Süddeutsche Zeitung

Münchens junge Kreative:"Ich finde in der Nacht ganz viel Geborgenheit"

Wo arbeiten Münchens junge kreative Köpfe? Wir haben sie an ihren Arbeitsplätzen besucht und ihnen über die Schulter geschaut. Heute: Sophie Singer.

Von Sabrina Ahm

Dampfkessel reihen sich aneinander. Metallgerüste verbinden die Ebenen. Rohre in verschiedensten Größen verlaufen durch das ehemalige Kesselhaus in Schwabing. Heute ist es eine Zwischennutzung, die schon bald beendet werden muss. Genutzt wird die große Halle von der Künstlergruppe "broke.today". Noch ist Sophie Singer, 18, kein Mitglied, dennoch darf sie in der Zwischennutzung arbeiten und ausstellen.

Sophie zeichnet bereits seit ihrer Kindheit. Das habe sie die meiste Zeit aber für sich behalten. "Das war immer so ein bisschen Reue und Scham mit dem Zeichnen", sagt Sophie. Lange Zeit verstand sie Kunst als Zeitvertreib, der keinerlei Leistung hervorbringt.
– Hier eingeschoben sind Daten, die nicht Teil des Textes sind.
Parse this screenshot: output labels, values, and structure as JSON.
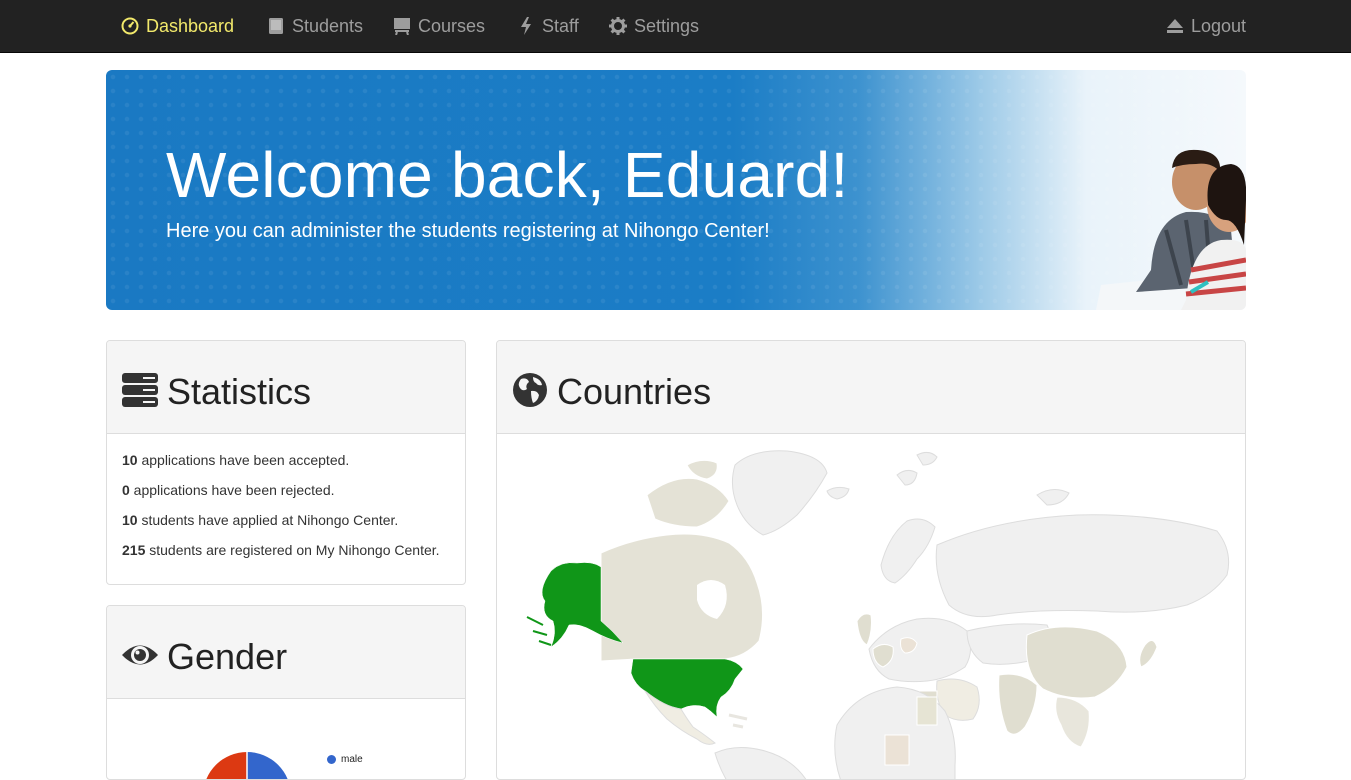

Aber sie habe es einfach tun müssen, oft auch aus Intuition heraus.

Erst als Sophie auf die Gestaltungs-FOS in Giesing wechselte, änderte sich ihre Ansicht zur Kunst. Technisch hat sie schon immer alles ausprobiert. "Ich wollt halt immer alles Mögliche können, habe es probiert, es hat meistens nicht funktioniert, aber man lernt eben ganz viel daraus", sagt sie.

Ihre größte Inspirationsquelle ist die Nacht. "Ich finde in der Nacht ganz viel Geborgenheit", sagt Sophie. Sie bewegt sich zwischen zwei Szenen, der Punk- und der Techno-Szene. Es seien eigene Geschichten, die sich nachts innerhalb dieser Szenen abspielen. "Für uns sind diese Orte und diese Zeit Rückzugsorte", sagt Sophie.

Ein kleiner enger Gang im untersten Teil der Halle führt in eine Sackgasse. Hier durfte Sophie für die allerletzte Ausstellung der Zwischennutzung ihren eigenen Raum konzipieren. Laute Technobeats, düstere Malereien an den Wänden und einige zu den Szenen passende Menschen, die durch den Gang laufen. "Ich wollte, dass hier auch die Leute da sind, die ich zeichne und male", sagt Sophie.

In erster Linie zeigt Sophie Menschen. Ihre Gesichter, ihre Körper. Wenn sie in der Nacht unterwegs ist, sehe sie faszinierende Menschen und habe dann das Verlangen, sie auf ihre Weise darzustellen. Mit ihren Bildern will die Künstlerin einen Ort der Akzeptanz aufbauen. Sie selbst hat lange gebraucht, ihre alternative Seite anzunehmen.